Dans l'angoisse, il reprit sa course effrénée entre les arbres. Les curieuses lumières qui scintillèrent sur sa gauche, à travers la frondaison éparse, attirèrent son attention. Distraction fatale. Le sol se déroba sous ses pieds et il chuta au fond d'une crevasse. Son crâne heurta la terre, le choc fut impitoyable.
Sa tête se mit à bourdonner. Une douleur sourde résonna entre ses tempes. Divaguant dans une demi-conscience, il battit lentement des paupières et força sur sa vision floue. Autour de lui, quatre parois sombres. Son estomac se retourna. Une fosse cachée. Il venait de tomber dans l'un des pièges utilisés par ces maudits chasseurs pour capturer les gros prédateurs – pièges pourtant interdits par son père après avoir blessé de nombreuses personnes.

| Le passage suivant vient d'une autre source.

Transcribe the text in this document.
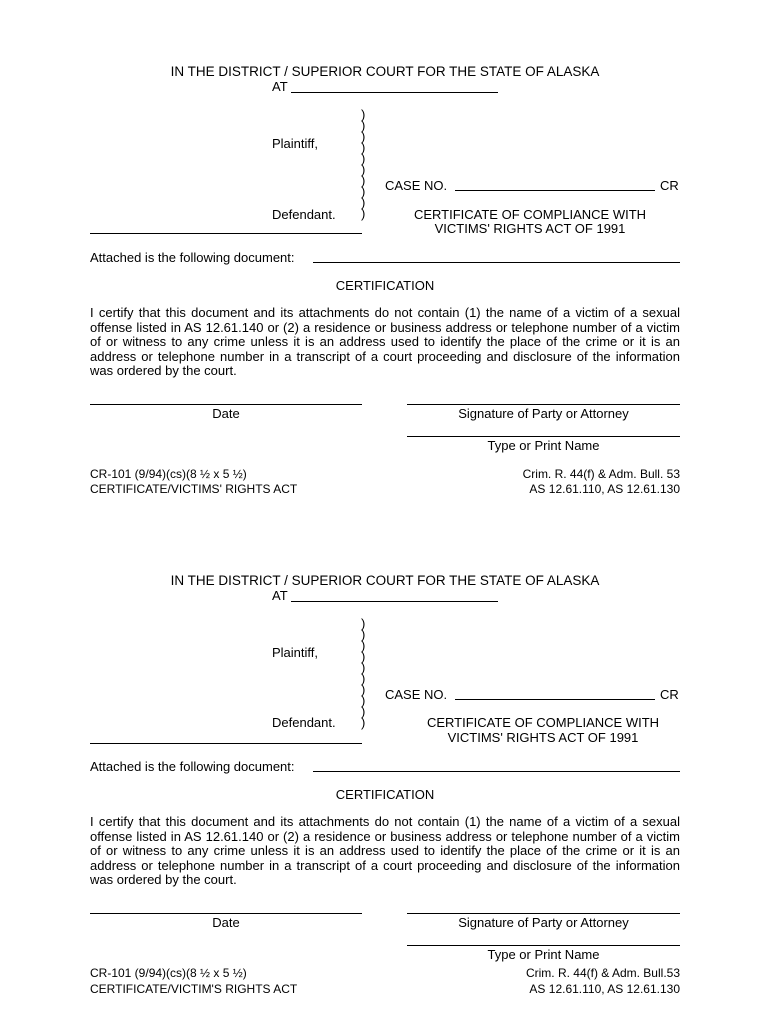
IN THE DISTRICT / SUPERIOR COURT FOR THE STATE OF ALASKA
AT
)
)
)
)
)
)
)
)
)
)
Plaintiff,
Defendant.
CASE NO.	CR
CERTIFICATE OF COMPLIANCE WITH
VICTIMS' RIGHTS ACT OF 1991
Attached is the following document:
CERTIFICATION
I certify that this document and its attachments do not contain (1) the name of a victim of a sexual offense listed in AS 12.61.140 or (2) a residence or business address or telephone number of a victim of or witness to any crime unless it is an address used to identify the place of the crime or it is an address or telephone number in a transcript of a court proceeding and disclosure of the information was ordered by the court.
Date	Signature of Party or Attorney
Type or Print Name
CR-101 (9/94)(cs)(8 ½ x 5 ½)
CERTIFICATE/VICTIMS' RIGHTS ACT
Crim. R. 44(f) & Adm. Bull. 53
AS 12.61.110, AS 12.61.130
IN THE DISTRICT / SUPERIOR COURT FOR THE STATE OF ALASKA
AT
)
)
)
)
)
)
)
)
)
)
Plaintiff,
Defendant.
CASE NO.	CR
CERTIFICATE OF COMPLIANCE WITH
VICTIMS' RIGHTS ACT OF 1991
Attached is the following document:
CERTIFICATION
I certify that this document and its attachments do not contain (1) the name of a victim of a sexual offense listed in AS 12.61.140 or (2) a residence or business address or telephone number of a victim of or witness to any crime unless it is an address used to identify the place of the crime or it is an address or telephone number in a transcript of a court proceeding and disclosure of the information was ordered by the court.
Date	Signature of Party or Attorney
Type or Print Name
CR-101 (9/94)(cs)(8 ½ x 5 ½)
CERTIFICATE/VICTIM'S RIGHTS ACT
Crim. R. 44(f) & Adm. Bull.53
AS 12.61.110, AS 12.61.130
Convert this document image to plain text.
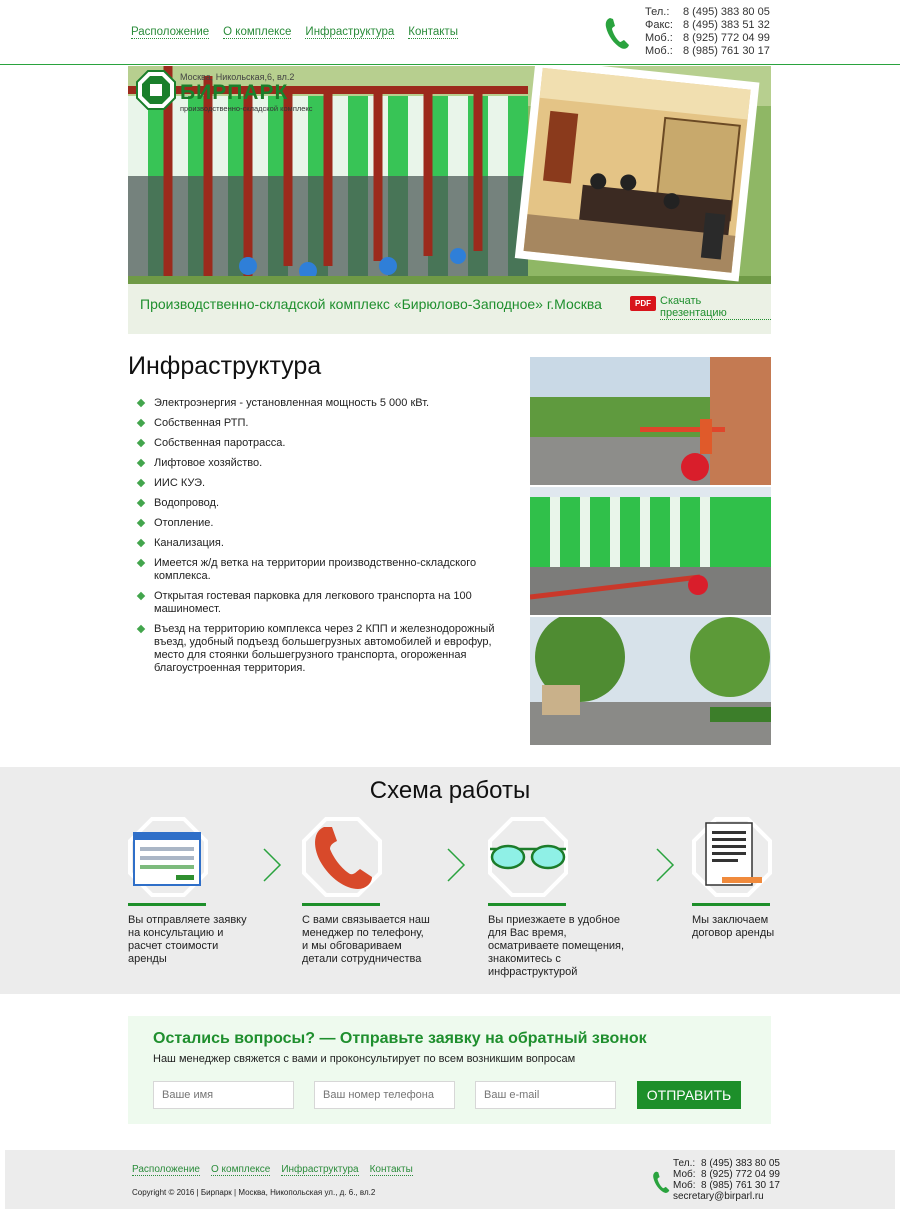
Расположение О комплексе Инфраструктура Контакты
Тел.:	8 (495) 383 80 05
Факс: 8 (495) 383 51 32
Моб.: 8 (925) 772 04 99
Моб.: 8 (985) 761 30 17
Москва, Никольская,6, вл.2
БИРПАРК
производственно-складской комплекс
Производственно-складской комплекс «Бирюлово-Заподное» г.Москва	PDF Скачать презентацию
Инфраструктура
Электроэнергия - установленная мощность 5 000 кВт.
Собственная РТП.
Собственная паротрасса.
Лифтовое хозяйство.
ИИС КУЭ.
Водопровод.
Отопление.
Канализация.
Имеется ж/д ветка на территории производственно-складского комплекса.
Открытая гостевая парковка для легкового транспорта на 100 машиномест.
Въезд на территорию комплекса через 2 КПП и железнодорожный въезд, удобный подъезд большегрузных автомобилей и еврофур, место для стоянки большегрузного транспорта, огороженная благоустроенная территория.
Схема работы
Вы отправляете заявку на консультацию и расчет стоимости аренды
С вами связывается наш менеджер по телефону, и мы обговариваем детали сотрудничества
Вы приезжаете в удобное для Вас время, осматриваете помещения, знакомитесь с инфраструктурой
Мы заключаем договор аренды
Остались вопросы? — Отправьте заявку на обратный звонок
Наш менеджер свяжется с вами и проконсультирует по всем возникшим вопросам
Ваше имя
Ваш номер телефона
Ваш e-mail
ОТПРАВИТЬ
Расположение О комплексе Инфраструктура Контакты
Copyright © 2016 | Бирпарк | Москва, Никопольская ул., д. 6., вл.2
Тел.: 8 (495) 383 80 05
Моб: 8 (925) 772 04 99
Моб: 8 (985) 761 30 17
secretary@birparl.ru
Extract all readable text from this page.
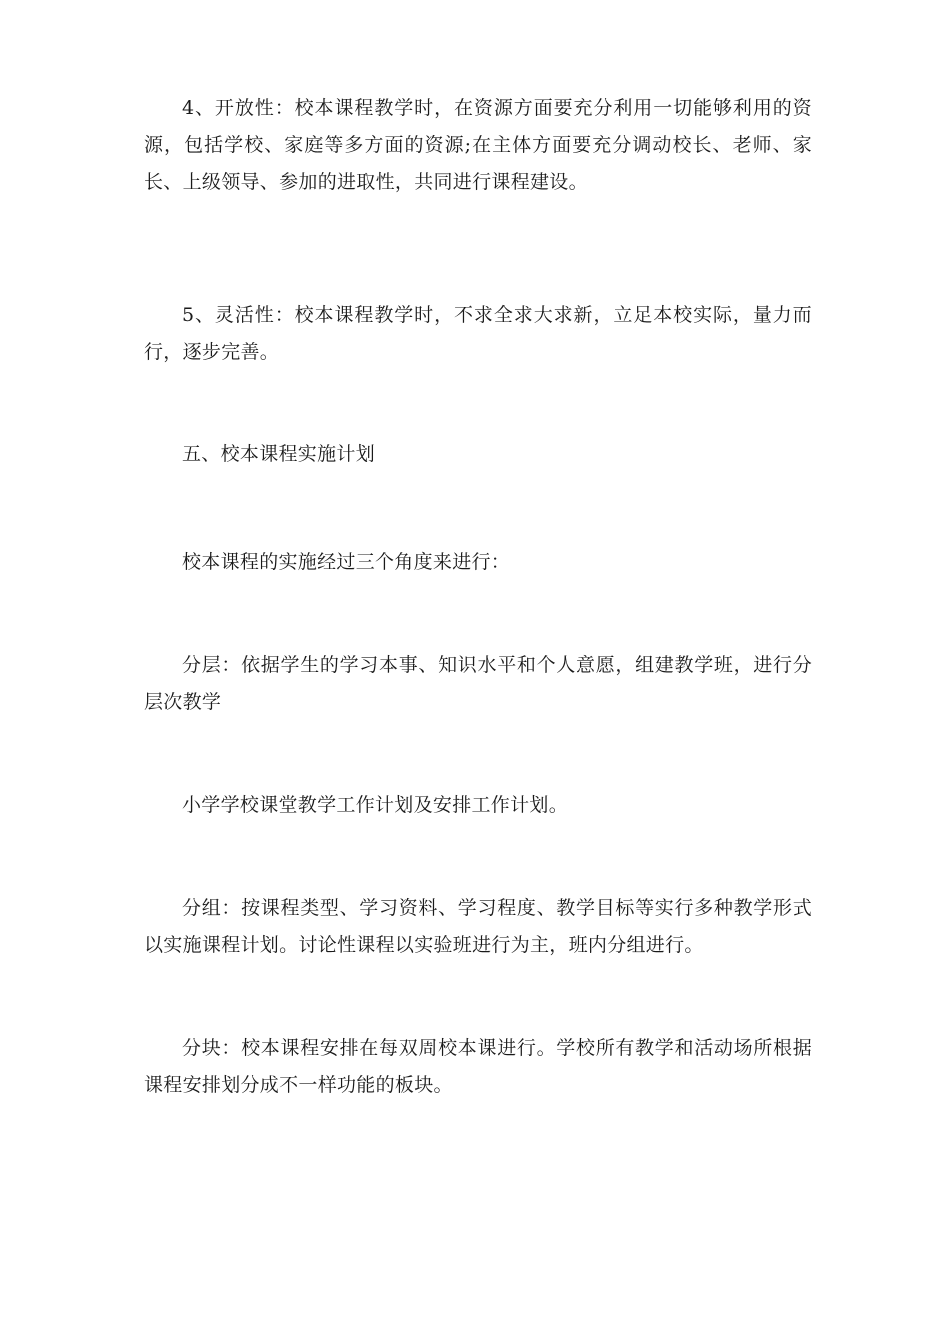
4、开放性：校本课程教学时，在资源方面要充分利用一切能够利用的资源，包括学校、家庭等多方面的资源;在主体方面要充分调动校长、老师、家长、上级领导、参加的进取性，共同进行课程建设。

5、灵活性：校本课程教学时，不求全求大求新，立足本校实际，量力而行，逐步完善。

五、校本课程实施计划

校本课程的实施经过三个角度来进行：

分层：依据学生的学习本事、知识水平和个人意愿，组建教学班，进行分层次教学

小学学校课堂教学工作计划及安排工作计划。

分组：按课程类型、学习资料、学习程度、教学目标等实行多种教学形式以实施课程计划。讨论性课程以实验班进行为主，班内分组进行。

分块：校本课程安排在每双周校本课进行。学校所有教学和活动场所根据课程安排划分成不一样功能的板块。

Son sort était donc scellé. S'il avait pu se tuer sur le coup dans sa chute, sa mort aurait été moins cruelle. Mais peu qu'importe. Son existence n'était déjà qu'un cuisant échec, depuis sa naissance. Ni sa volonté ni ses espoirs n'auraient changé la finalité. À quoi bon s'entêter lorsque la vie est bien décidée à vous éliminer.
À travers le voile nébuleux de son esprit endommagé, il perçut des silhouettes à l'étrange clarté, près des chasseurs. Peu à peu, ses forces s'évanouirent.